Le premier conflit mondial donne aux peuples le sentiment d’avoir retrouvé des vérités premières de l’existence politique. Marianne Weber, l’épouse du sociologue, salue « l’heure de la désindividualisation », une soif d’idéal et d’abnégation dans laquelle communie François Lachelier, jeune intellectuel socialiste et petit-fils du philosophe Jules Lachelier. Selon le juriste fasciste Alfredo Rocco : « La société a des buts propres de conservation, d’expansion et de perfectionnement distincts de ceux des individus qui, à un moment donné, la composent ». Ces affirmations, que la démocratie libérale hésite à prendre en compte (et qui resurgissent encore de nos jours), furent enrôlées dans l’orbite des totalitarismes et contribuent à expliquer la séduction de leurs sirènes.

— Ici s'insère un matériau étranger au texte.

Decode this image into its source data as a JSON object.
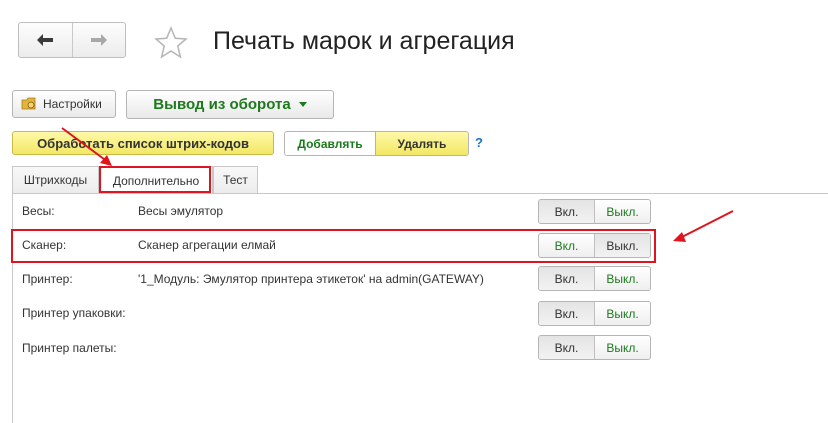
{
  "window": {
    "title": "Печать марок и агрегация"
  },
  "icons": {
    "back": "arrow-left-icon",
    "forward": "arrow-right-icon",
    "favorite": "star-icon",
    "settings": "folder-gear-icon",
    "dropdown": "caret-down-icon"
  },
  "toolbar": {
    "settings_label": "Настройки",
    "output_label": "Вывод из оборота",
    "process_label": "Обработать список штрих-кодов",
    "add_label": "Добавлять",
    "delete_label": "Удалять",
    "help_label": "?"
  },
  "tabs": [
    {
      "label": "Штрихкоды"
    },
    {
      "label": "Дополнительно"
    },
    {
      "label": "Тест"
    }
  ],
  "devices": [
    {
      "label": "Весы:",
      "value": "Весы эмулятор",
      "on": "Вкл.",
      "off": "Выкл."
    },
    {
      "label": "Сканер:",
      "value": "Сканер агрегации елмай",
      "on": "Вкл.",
      "off": "Выкл."
    },
    {
      "label": "Принтер:",
      "value": "'1_Модуль: Эмулятор принтера этикеток' на admin(GATEWAY)",
      "on": "Вкл.",
      "off": "Выкл."
    },
    {
      "label": "Принтер упаковки:",
      "value": "",
      "on": "Вкл.",
      "off": "Выкл."
    },
    {
      "label": "Принтер палеты:",
      "value": "",
      "on": "Вкл.",
      "off": "Выкл."
    }
  ],
  "colors": {
    "accent_green": "#1c7a1c",
    "highlight_yellow": "#f2e765",
    "annotation_red": "#e0141e",
    "link_blue": "#1a73c9"
  }
}
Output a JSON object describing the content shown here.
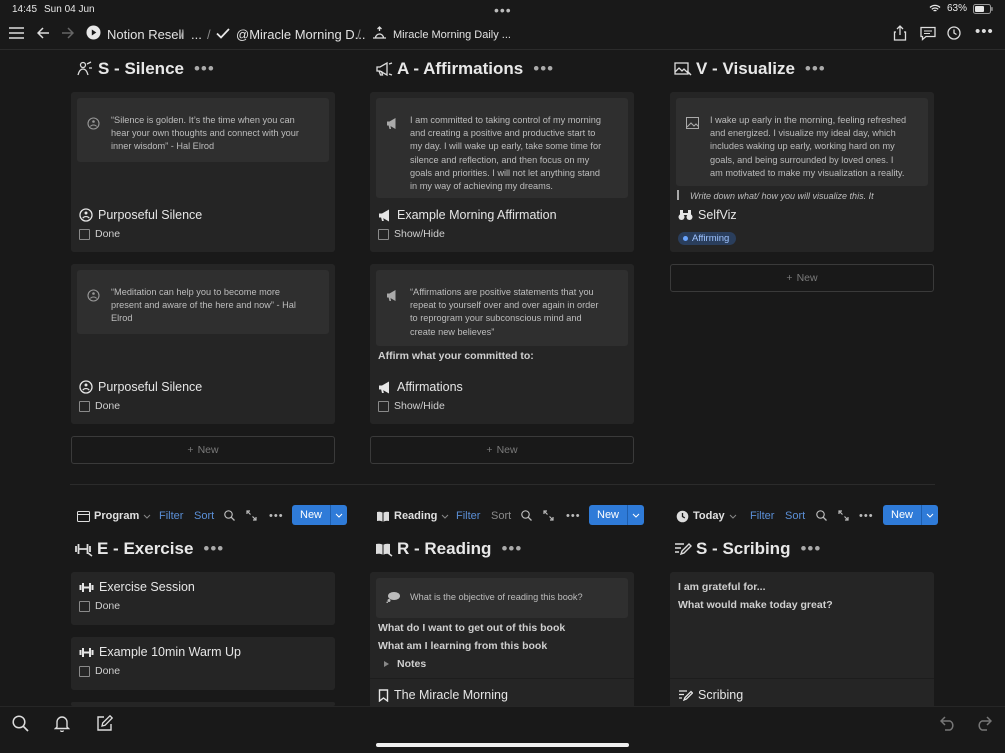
{
  "status_bar": {
    "time": "14:45",
    "date": "Sun 04 Jun",
    "battery": "63%"
  },
  "nav": {
    "breadcrumbs": [
      "Notion Resell",
      "...",
      "@Miracle Morning D...",
      "Miracle Morning Daily ..."
    ]
  },
  "sections_top": [
    {
      "title": "S - Silence",
      "cards": [
        {
          "quote": "“Silence is golden. It’s the time when you can hear your own thoughts and connect with your inner wisdom” - Hal Elrod",
          "title": "Purposeful Silence",
          "check_label": "Done"
        },
        {
          "quote": "“Meditation can help you to become more present and aware of the here and now” - Hal Elrod",
          "title": "Purposeful Silence",
          "check_label": "Done"
        }
      ],
      "new_label": "New"
    },
    {
      "title": "A - Affirmations",
      "cards": [
        {
          "quote": "I am committed to taking control of my morning and creating a positive and productive start to my day. I will wake up early, take some time for silence and reflection, and then focus on my goals and priorities. I will not let anything stand in my way of achieving my dreams.",
          "title": "Example Morning Affirmation",
          "check_label": "Show/Hide"
        },
        {
          "quote": "“Affirmations are positive statements that you repeat to yourself over and over again in order to reprogram your subconscious mind and create new believes”",
          "extra": "Affirm what your committed to:",
          "title": "Affirmations",
          "check_label": "Show/Hide"
        }
      ],
      "new_label": "New"
    },
    {
      "title": "V - Visualize",
      "cards": [
        {
          "quote": "I wake up early in the morning, feeling refreshed and energized. I visualize my ideal day, which includes waking up early, working hard on my goals, and being surrounded by loved ones. I am motivated to make my visualization a reality.",
          "italic": "Write down what/ how you will visualize this. It",
          "title": "SelfViz",
          "tag": "Affirming"
        }
      ],
      "new_label": "New"
    }
  ],
  "toolbars": [
    {
      "view": "Program",
      "filter": "Filter",
      "sort": "Sort",
      "new": "New"
    },
    {
      "view": "Reading",
      "filter": "Filter",
      "sort": "Sort",
      "new": "New"
    },
    {
      "view": "Today",
      "filter": "Filter",
      "sort": "Sort",
      "new": "New"
    }
  ],
  "sections_bottom": {
    "exercise": {
      "title": "E - Exercise",
      "cards": [
        {
          "title": "Exercise Session",
          "check_label": "Done"
        },
        {
          "title": "Example 10min Warm Up",
          "check_label": "Done"
        }
      ]
    },
    "reading": {
      "title": "R - Reading",
      "quote": "What is the objective of reading this book?",
      "line1": "What do I want to get out of this book",
      "line2": "What am I learning from this book",
      "toggle": "Notes",
      "book": "The Miracle Morning"
    },
    "scribing": {
      "title": "S - Scribing",
      "line1": "I am grateful for...",
      "line2": "What would make today great?",
      "card_title": "Scribing"
    }
  },
  "colors": {
    "background": "#191919",
    "card": "#252525",
    "accent": "#2f7bd8",
    "link": "#5b8fd6"
  }
}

L’auteur dépeint à merveille comment le totalitarisme se regarde pris dans un corps-à-corps titanesque avec l’Histoire. Ses victoires ne peuvent être qu’à la Pyrrhus car, guetté par des maux de corruption bureaucratique, il trahit ses promesses et, pour détourner l’attention, doit toujours poursuivre sur sa lancée, mobiliser l’enthousiasme, augmenter la mise, élever le niveau des ambitions, élargir le théâtre des opérations. C’est l’une des raisons pour lesquelles le nazisme se lance dans une escalade de tueries. En 1945, triomphent l’État providence, la volonté de pluralisme politique et l’ambition de justice sociale. La social-démocratie anglaise de William Beveridge laisse libre cours à l’inventivité des membres de la société dans des carrières ouvertes et compétitives. Aujourd’hui, c’en est fini du totalitarisme. L’unité politique a définitivement pris la relève de « l’unité religieuse ». C’était un soubresaut de la vieille idée de cohésion et d’unification religieuse, une tentative de renouer avec l’appartenance organique en y faisant converger les volontés individuelles, de ressusciter la forme religieuse par des moyens séculiers, de réinventer « de l’ancien en des termes modernes ».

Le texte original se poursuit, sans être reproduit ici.